Like the apostle Paul in Ephesians 6, she believes that her greatest enemy is Satan who tries to distract her from following Christ.
“I believe he (Satan) views disabilities as his last great stronghold to defame the good character of God.”
So, she is turning to Jesus – the warrior Jesus – to fight her battle for her. She is not looking for the children’s picture book Jesus, surrounded by fluffy sheep.
“You want mighty,” she says of people struggling like her. “You want the strong arm and unshakable grip of God who will not let you go – no matter what.”
To build her spiritual strength, she considers the resurrection of Jesus, the greatest triumph over evil in history.
She tells of a gathering of Christian friends, including her pastor and elders, who came to anoint her with oil and pray over her. Her darkness of spirit lifted as her pastor read Psalm 57:2-3 which declares that God “sends from heaven and saves me, rebuking those who hotly pursue me”.

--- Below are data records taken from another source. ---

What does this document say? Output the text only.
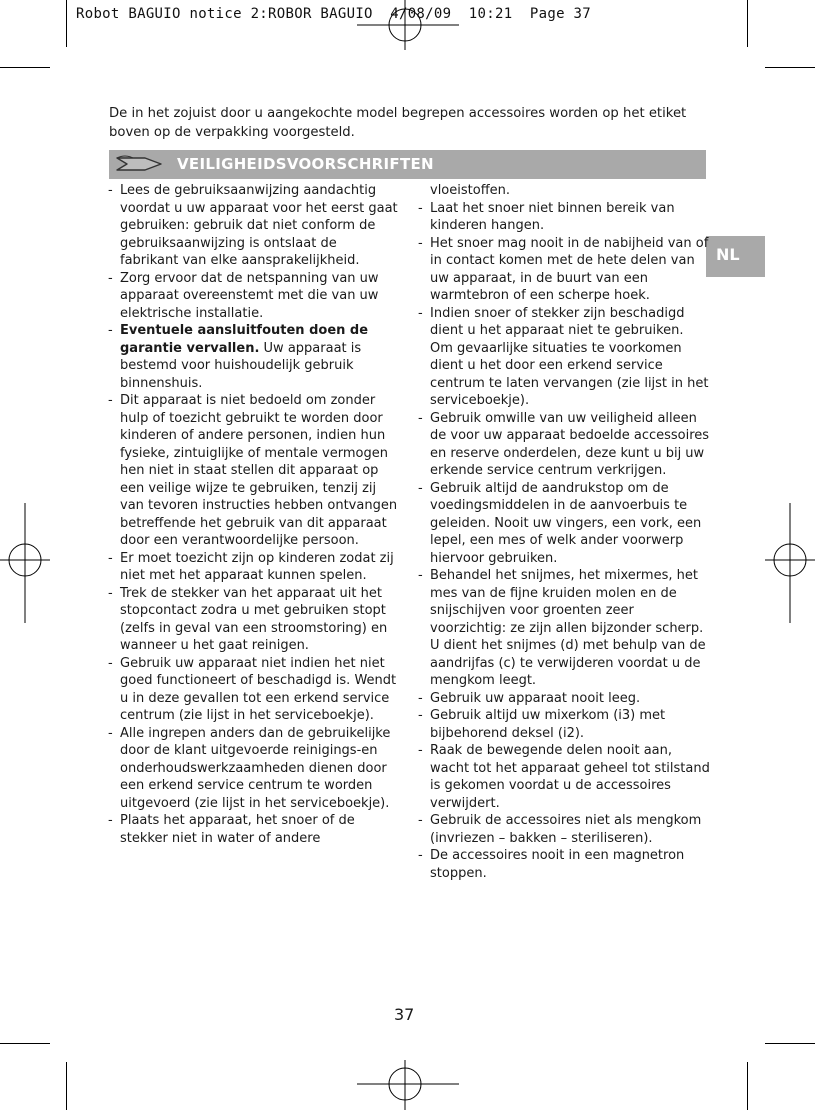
Robot BAGUIO notice 2:ROBOR BAGUIO  4/08/09  10:21  Page 37
De in het zojuist door u aangekochte model begrepen accessoires worden op het etiket boven op de verpakking voorgesteld.
VEILIGHEIDSVOORSCHRIFTEN
NL
- Lees de gebruiksaanwijzing aandachtig voordat u uw apparaat voor het eerst gaat gebruiken: gebruik dat niet conform de gebruiksaanwijzing is ontslaat de fabrikant van elke aansprakelijkheid.
- Zorg ervoor dat de netspanning van uw apparaat overeenstemt met die van uw elektrische installatie.
- Eventuele aansluitfouten doen de garantie vervallen. Uw apparaat is bestemd voor huishoudelijk gebruik binnenshuis.
- Dit apparaat is niet bedoeld om zonder hulp of toezicht gebruikt te worden door kinderen of andere personen, indien hun fysieke, zintuiglijke of mentale vermogen hen niet in staat stellen dit apparaat op een veilige wijze te gebruiken, tenzij zij van tevoren instructies hebben ontvangen betreffende het gebruik van dit apparaat door een verantwoordelijke persoon.
- Er moet toezicht zijn op kinderen zodat zij niet met het apparaat kunnen spelen.
- Trek de stekker van het apparaat uit het stopcontact zodra u met gebruiken stopt (zelfs in geval van een stroomstoring) en wanneer u het gaat reinigen.
- Gebruik uw apparaat niet indien het niet goed functioneert of beschadigd is. Wendt u in deze gevallen tot een erkend service centrum (zie lijst in het serviceboekje).
- Alle ingrepen anders dan de gebruikelijke door de klant uitgevoerde reinigings-en onderhoudswerkzaamheden dienen door een erkend service centrum te worden uitgevoerd (zie lijst in het serviceboekje).
- Plaats het apparaat, het snoer of de stekker niet in water of andere
vloeistoffen.
- Laat het snoer niet binnen bereik van kinderen hangen.
- Het snoer mag nooit in de nabijheid van of in contact komen met de hete delen van uw apparaat, in de buurt van een warmtebron of een scherpe hoek.
- Indien snoer of stekker zijn beschadigd dient u het apparaat niet te gebruiken. Om gevaarlijke situaties te voorkomen dient u het door een erkend service centrum te laten vervangen (zie lijst in het serviceboekje).
- Gebruik omwille van uw veiligheid alleen de voor uw apparaat bedoelde accessoires en reserve onderdelen, deze kunt u bij uw erkende service centrum verkrijgen.
- Gebruik altijd de aandrukstop om de voedingsmiddelen in de aanvoerbuis te geleiden. Nooit uw vingers, een vork, een lepel, een mes of welk ander voorwerp hiervoor gebruiken.
- Behandel het snijmes, het mixermes, het mes van de fijne kruiden molen en de snijschijven voor groenten zeer voorzichtig: ze zijn allen bijzonder scherp. U dient het snijmes (d) met behulp van de aandrijfas (c) te verwijderen voordat u de mengkom leegt.
- Gebruik uw apparaat nooit leeg.
- Gebruik altijd uw mixerkom (i3) met bijbehorend deksel (i2).
- Raak de bewegende delen nooit aan, wacht tot het apparaat geheel tot stilstand is gekomen voordat u de accessoires verwijdert.
- Gebruik de accessoires niet als mengkom (invriezen – bakken – steriliseren).
- De accessoires nooit in een magnetron stoppen.
37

Tada declares: “I know that it (her pain) drives me to a nearer more intimate place of fellowship with Jesus, and so I take pain as though I were taking the left hand of God.”
“Yes, I pray that my pain might be removed, that it might cease,” she says. “But more so, I pray for the strength to bear it, the grace to benefit from it, and the devotion to offer it up to God as a sacrifice of praise.”
Yes, Joni is praising the Lord in the midst of her pain.